The globals field is a dictionary of global key-value pairs; values in globals will be passed to
any plugin that supports the corresponding key. The plugins field should be a dictionary mapping
plugin names to sub-dictionaries of plugin arguments. Lastly, the result_collators attribute is
used to define result collator classes that will be run on the plugin results. By default, the CLI
adds the TableSummary result collator, which prints a summary of each plugin’s results in a
tabular format to the console.
```json
{
"globals_args": {},
"plugins": {
"BiosPlugin": {
"analysis_args": {
"exp_bios_version": "TestBios123"
}
},
"RocmPlugin": {
"analysis_args": {
"exp_rocm_version": "TestRocm123"
}
}
}
}
```
#### Global args
Global args can be used to skip sudo plugins or enable/disble either collection or analysis.
Below is an example that skips sudo requiring plugins and disables analysis.
```json
"global_args": {
"collection_args": {
"skip_sudo" : 1
},
"collection" : 1,
"analysis" : 0
},
```
#### Plugin config: **'--plugin-configs' command**
A plugin config can be used to compare the system data against the config specifications:
```sh
node-scraper --plugin-configs plugin_config.json
```
Here is an example of a comprehensive plugin config that specifies analyzer args for each plugin:
```json
{
"global_args": {},
"plugins": {
"BiosPlugin": {
"analysis_args": {
"exp_bios_version": "3.5"
}
},
"CmdlinePlugin": {
"analysis_args": {
"cmdline": "imgurl=test NODE=nodename selinux=0 serial console=ttyS1,115200 console=tty0",
"required_cmdline" : "selinux=0"
}
},
"DkmsPlugin": {
"analysis_args": {
"dkms_status": "amdgpu/6.11",
"dkms_version" : "dkms-3.1",
"regex_match" : true
}
},
"KernelPlugin": {
"analysis_args": {
"exp_kernel": "5.11-generic"
}
},
"OsPlugin": {
"analysis_args": {
"exp_os": "Ubuntu 22.04.2 LTS"
}
},
"PackagePlugin": {
"analysis_args": {
"exp_package_ver": {
"gcc": "11.4.0"
},
"regex_match": false
}
},
"RocmPlugin": {
"analysis_args": {
"exp_rocm": "6.5"
}
}
},
"result_collators": {},
"name": "plugin_config",
"desc": "My golden config"
}
```
#### Reference config: **'gen-reference-config' command**
This command can be used to generate a reference config that is populated with current system
configurations.
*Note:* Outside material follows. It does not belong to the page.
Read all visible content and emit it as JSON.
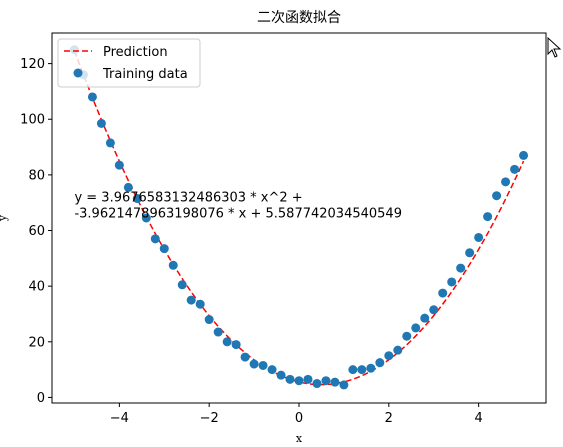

Plugins that use analyzer args (where applicable) will be populated with system
data.
Sample command:
```sh
node-scraper --gen-reference-config run-plugins BiosPlugin OsPlugin
```
This will generate the following config:
```json
{
"global_args": {},
"plugins": {
"BiosPlugin": {
"analysis_args": {
"exp_bios_version": [
"M17"
],
"regex_match": false
}
},
"OsPlugin": {
"analysis_args": {
"exp_os": [
"8.10"
],
"exact_match": true
}
}
},
"result_collators": {}
```
This config can later be used on a different platform for comparison, using the steps at #2:
```sh
node-scraper --plugin-configs reference_config.json
```
An alternate way to generate a reference config is by using log files from a previous run. The
example below uses log files from 'scraper_logs_/':
```sh
node-scraper gen-plugin-config --gen-reference-config-from-logs scraper_logs_/ --output-path custom_output_dir
```
This will generate a reference config that includes plugins with logged results in
'scraper_log_' and save the new config to 'custom_output_dir/reference_config.json'.